BLACK SWAN VE WHIPLASH FİLMLERİNE ORTAK BİR NOKTADAN BAKALIM: ATELOPHOBIA (FEAR OF IMPERFECTION)

“Sözlükte ‘aferin’den daha zararlı bir sözcük yoktur”

                                                                      Whiplash (2014)

Şüphesiz ki Black Swan ve Whiplash filmleri için de modern Amerikan sinemasının iki büyük başyapıtı ve şimdiden kült olarak anılan iki film desek abartmış olmayacağızdır. Bu iki filmde bize perde arkasındaki pek çoğu insanın göremeyeceği şeyleri sunar.

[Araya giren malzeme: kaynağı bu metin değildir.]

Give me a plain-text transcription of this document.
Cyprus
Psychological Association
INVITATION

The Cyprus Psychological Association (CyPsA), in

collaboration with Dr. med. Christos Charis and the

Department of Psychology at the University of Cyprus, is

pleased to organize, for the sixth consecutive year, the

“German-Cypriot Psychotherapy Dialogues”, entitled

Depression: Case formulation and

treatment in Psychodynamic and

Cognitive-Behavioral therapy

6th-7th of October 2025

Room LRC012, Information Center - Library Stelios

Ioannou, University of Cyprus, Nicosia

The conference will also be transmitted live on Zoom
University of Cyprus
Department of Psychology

Her iki film de düşük bütçeyle çekilmiş olup diyaloğa verilen özen ve mükemmel oyunculuklarla Oscar’a sahip olmuş filmlerdir. Ancak en önemlisi, her iki filmde genel anlamda sahnede performans sergileyen bir sanatçının öyküsünü ele alır. İki filmde de ele alınan sanatçı karakteri potansiyelini tam anlamıyla gerçekleştirip mükemmele ulaşmak ister. İki filmde de mükemmel olmayandan mükemmel olana doğru giden sanatçı atelophobia’nın en uç hallerini deneyimler. 

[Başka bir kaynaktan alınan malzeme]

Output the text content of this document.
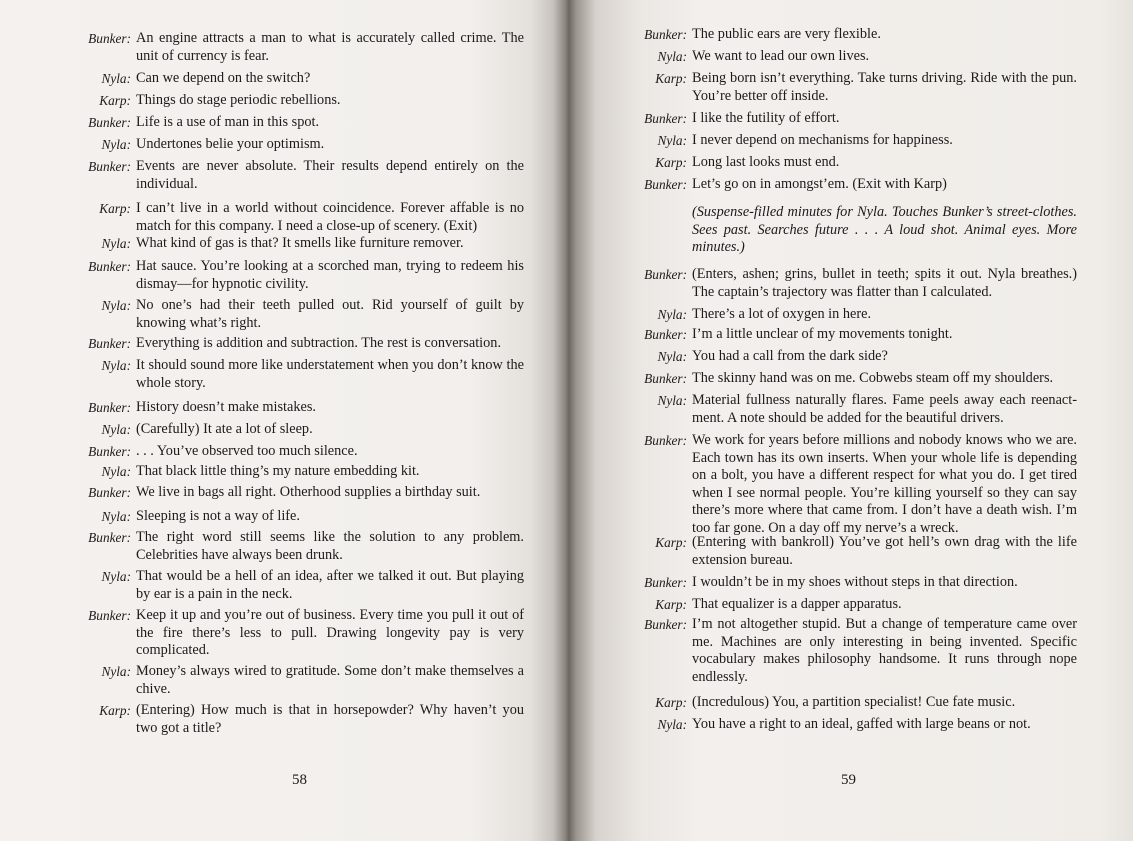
Bunker: An engine attracts a man to what is accurately called crime. The unit of currency is fear.
Nyla: Can we depend on the switch?
Karp: Things do stage periodic rebellions.
Bunker: Life is a use of man in this spot.
Nyla: Undertones belie your optimism.
Bunker: Events are never absolute. Their results depend entirely on the individual.
Karp: I can’t live in a world without coincidence. Forever affable is no match for this company. I need a close-up of scenery. (Exit)
Nyla: What kind of gas is that? It smells like furniture remover.
Bunker: Hat sauce. You’re looking at a scorched man, trying to redeem his dismay—for hypnotic civility.
Nyla: No one’s had their teeth pulled out. Rid yourself of guilt by knowing what’s right.
Bunker: Everything is addition and subtraction. The rest is conversation.
Nyla: It should sound more like understatement when you don’t know the whole story.
Bunker: History doesn’t make mistakes.
Nyla: (Carefully) It ate a lot of sleep.
Bunker: . . . You’ve observed too much silence.
Nyla: That black little thing’s my nature embedding kit.
Bunker: We live in bags all right. Otherhood supplies a birthday suit.
Nyla: Sleeping is not a way of life.
Bunker: The right word still seems like the solution to any problem. Celebrities have always been drunk.
Nyla: That would be a hell of an idea, after we talked it out. But playing by ear is a pain in the neck.
Bunker: Keep it up and you’re out of business. Every time you pull it out of the fire there’s less to pull. Drawing longevity pay is very complicated.
Nyla: Money’s always wired to gratitude. Some don’t make themselves a chive.
Karp: (Entering) How much is that in horsepowder? Why haven’t you two got a title?
58
Bunker: The public ears are very flexible.
Nyla: We want to lead our own lives.
Karp: Being born isn’t everything. Take turns driving. Ride with the pun. You’re better off inside.
Bunker: I like the futility of effort.
Nyla: I never depend on mechanisms for happiness.
Karp: Long last looks must end.
Bunker: Let’s go on in amongst’em. (Exit with Karp)
(Suspense-filled minutes for Nyla. Touches Bunker’s street-clothes. Sees past. Searches future . . . A loud shot. Animal eyes. More minutes.)
Bunker: (Enters, ashen; grins, bullet in teeth; spits it out. Nyla breathes.) The captain’s trajectory was flatter than I calculated.
Nyla: There’s a lot of oxygen in here.
Bunker: I’m a little unclear of my movements tonight.
Nyla: You had a call from the dark side?
Bunker: The skinny hand was on me. Cobwebs steam off my shoulders.
Nyla: Material fullness naturally flares. Fame peels away each reenact-ment. A note should be added for the beautiful drivers.
Bunker: We work for years before millions and nobody knows who we are. Each town has its own inserts. When your whole life is depending on a bolt, you have a different respect for what you do. I get tired when I see normal people. You’re killing yourself so they can say there’s more where that came from. I don’t have a death wish. I’m too far gone. On a day off my nerve’s a wreck.
Karp: (Entering with bankroll) You’ve got hell’s own drag with the life extension bureau.
Bunker: I wouldn’t be in my shoes without steps in that direction.
Karp: That equalizer is a dapper apparatus.
Bunker: I’m not altogether stupid. But a change of temperature came over me. Machines are only interesting in being invented. Specific vocabulary makes philosophy handsome. It runs through nope endlessly.
Karp: (Incredulous) You, a partition specialist! Cue fate music.
Nyla: You have a right to an ideal, gaffed with large beans or not.
59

İki filmin de başlangıç sahnelerinde sırayla işine odaklanan iki sanatçı verilir.

Black Swan filminde, baş karakterimi Nina (Natalie Portman), kariyerinde çok yüksek noktalara ulaşamamış ve emekli olmuş ortalama bir balerinin kızıdır ve kendisi de annesiyle aynı kaderi paylaşmaktadır

Whiplash filmimizdeki baş karakterimiz Andrew (Miles Teller) ise orta dereceli bir lisede öğretmenlik yapan başarısız bir yazarın oğludur.

Bu durumda Andrew ve Nina için, ebeveynleri, sıradanlığın ve hor görülmenin temsilcileri konumundadır. 

KIRILMA NOKTASI:

Pekâlâ şimdi hikâye için karakterlerimizin arka planını kurduk. Tahmin edersiniz ki Nina ve Andrew ebeveynleri gibi olmak istememekte ve yaptıkları işte en iyi konumlara gelmek istemektedirler. Pekâlâ bu durumda hikâye akışını değiştirmemiz gereken bir olaya ihtiyacımız var. Hikayemize yeni ve olayların gidişatını değiştirme potansiyeli olan bir karakter ekleyeceğiz: Master! Hikayelerimize giren bu karakter bu şekilde anılmasa da ben onları bu yazıda bu şekilde anacağım.

MASTERLAR: FLETCHER VE LEROY

Masterların filmde bize sunuluşu kayıtsız bir gücü ve iradeyi temsil etmektedir. Andrew ve Nina’nın kendi masterlarıyla tanışması ikisinin de hikayesindeki kırılma noktasını meydana getirecektir. Masterlar karakterlerimizin gerçek potansiyelini görür ve onlara meydan okuyarak içlerindeki cevheri çıkartmaya çalışırlar. Bu da bize filmdeki dramatik ikilemi verir: Andrew kendini daha hızlı çalmaya zorlayabilecek ve tamamen kendini verebilecek mi? Nina hassaslığı ve çocuksuluğu bırakıp siyah kuğu olabilecek mi? 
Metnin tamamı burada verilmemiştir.